The **convolution** is the core operation of a CNN. It's how the network "looks" at an image and identifies features.

Imagine sliding a small magnifying glass over a large picture. This magnifying glass is our **filter** (or **kernel**). The filter is a small matrix of weights. As it slides over the image, it performs an element-wise multiplication with the patch of the image it's currently on, and then sums up the results into a single pixel in the output image, called a **feature map** or **activation map**.

This process is repeated across the entire image. The key idea is that a specific filter is designed to "activate" (produce a high value) when it detects a specific feature it's looking for, such as a vertical edge, a horizontal edge, a specific color, or a certain texture.

Let's visualize this with a simple example. We'll create a basic grayscale image and apply a well-known edge detection filter to see this in action.

In [None]:
# --- 2. Visualizing the Convolution Operation ---

# a) Create a simple grayscale image
# We'll create a 10x10 numpy array representing a grayscale image.
# The image will have a sharp vertical edge in the middle:
# - The left half will be black (pixel value 0).
# - The right half will be white (pixel value 255).
image = np.zeros((10, 10))
image[:, 5:] = 255

# b) Define a vertical edge detection filter (Sobel Operator)
# This filter is designed to have high values when it detects a vertical line.
# The positive values on the left and negative values on the right will create a
# strong response when slid over the vertical edge in our image.
vertical_edge_filter = np.array([
    [1, 0, -1],
    [2, 0, -2],
    [1, 0, -1]
])

# c) Apply the convolution
# We need to convert our numpy arrays to PyTorch tensors to use PyTorch's convolution functions.
# The dimensions need to be reshaped to match what PyTorch expects:
# [Batch Size, Channels, Height, Width]
# - Batch Size = 1: We are processing one image.
# - Channels = 1: It's a grayscale image (a color image would have 3 channels: R, G, B).
# - Height = 10, Width = 10: The dimensions of our image.
image_tensor = torch.from_numpy(image).float().unsqueeze(0).unsqueeze(0)
filter_tensor = torch.from_numpy(vertical_edge_filter).float().unsqueeze(0).unsqueeze(0)

# Use PyTorch's functional API for convolution.
# `nn.functional.conv2d` takes the image, the filter, and optional parameters.
# - `padding=1`: We add a 1-pixel border around the image.

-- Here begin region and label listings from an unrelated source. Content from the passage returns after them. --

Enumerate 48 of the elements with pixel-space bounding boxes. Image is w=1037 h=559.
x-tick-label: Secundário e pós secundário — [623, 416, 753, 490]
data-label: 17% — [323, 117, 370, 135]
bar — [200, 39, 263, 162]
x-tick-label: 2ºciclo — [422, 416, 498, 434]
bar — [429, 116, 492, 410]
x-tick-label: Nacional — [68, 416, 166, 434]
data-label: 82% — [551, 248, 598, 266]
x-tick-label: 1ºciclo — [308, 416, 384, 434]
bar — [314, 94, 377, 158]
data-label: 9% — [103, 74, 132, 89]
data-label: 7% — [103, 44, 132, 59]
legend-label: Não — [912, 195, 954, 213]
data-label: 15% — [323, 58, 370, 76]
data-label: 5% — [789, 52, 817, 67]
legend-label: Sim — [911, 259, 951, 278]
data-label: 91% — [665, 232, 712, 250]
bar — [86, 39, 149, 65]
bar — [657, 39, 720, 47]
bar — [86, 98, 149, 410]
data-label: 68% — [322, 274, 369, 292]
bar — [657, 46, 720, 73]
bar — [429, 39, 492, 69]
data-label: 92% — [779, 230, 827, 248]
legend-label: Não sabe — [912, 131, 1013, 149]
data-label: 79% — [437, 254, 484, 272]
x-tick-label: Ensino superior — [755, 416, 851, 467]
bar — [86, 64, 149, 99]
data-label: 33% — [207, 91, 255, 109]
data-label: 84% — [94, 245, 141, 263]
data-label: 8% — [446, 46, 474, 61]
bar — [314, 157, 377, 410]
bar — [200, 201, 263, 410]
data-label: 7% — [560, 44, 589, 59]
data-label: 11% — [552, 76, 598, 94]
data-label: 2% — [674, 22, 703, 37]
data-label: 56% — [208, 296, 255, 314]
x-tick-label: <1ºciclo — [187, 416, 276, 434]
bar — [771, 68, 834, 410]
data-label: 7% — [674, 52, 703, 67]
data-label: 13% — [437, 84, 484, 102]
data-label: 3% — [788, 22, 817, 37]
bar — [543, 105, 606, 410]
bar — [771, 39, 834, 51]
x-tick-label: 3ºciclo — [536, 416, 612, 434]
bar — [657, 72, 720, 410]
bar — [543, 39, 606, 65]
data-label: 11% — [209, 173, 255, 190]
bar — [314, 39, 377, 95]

This allows the 3x3 filter
#   to be centered on the edge pixels of the original image, preserving the output size.
feature_map_tensor = nn.functional.conv2d(image_tensor, filter_tensor, padding=1)

# Convert the output tensor back to a numpy array for visualization.
# `.squeeze()` removes the batch and channel dimensions.
feature_map = feature_map_tensor.squeeze().detach().numpy()


# d) Visualize the results
fig, axes = plt.subplots(1, 3, figsize=(18, 6))

# Plot the original image
sns.heatmap(image, ax=axes[0], cmap='gray', cbar=False, annot=True, fmt=".0f", linewidths=.5, linecolor='red')
axes[0].set_title("Original Image (10x10)")
axes[0].set_aspect('equal')

# Plot the filter
sns.heatmap(vertical_edge_filter, ax=axes[1], cmap='coolwarm', cbar=False, annot=True, fmt=".0f", linewidths=.5)
axes[1].set_title("Vertical Edge Filter (3x3)")
axes[1].set_aspect('equal')

# Plot the resulting feature map
sns.heatmap(feature_map, ax=axes[2], cmap='gray', cbar=False, annot=True, fmt=".0f", linewidths=.5, linecolor='blue')
axes[2].set_title("Feature Map (10x10)")
axes[2].set_aspect('equal')

plt.suptitle("Visualizing the 2D Convolution Operation", fontsize=16)
plt.tight_layout(rect=[0, 0, 1, 0.96])
plt.show()

print("\n💡 Analysis:")
print("Notice how the feature map has high positive values exactly where the vertical edge was.")
print("The filter successfully 'detected' the feature it was designed to find.")
print("In a real CNN, the network *learns* the values of these filters on its own during training!")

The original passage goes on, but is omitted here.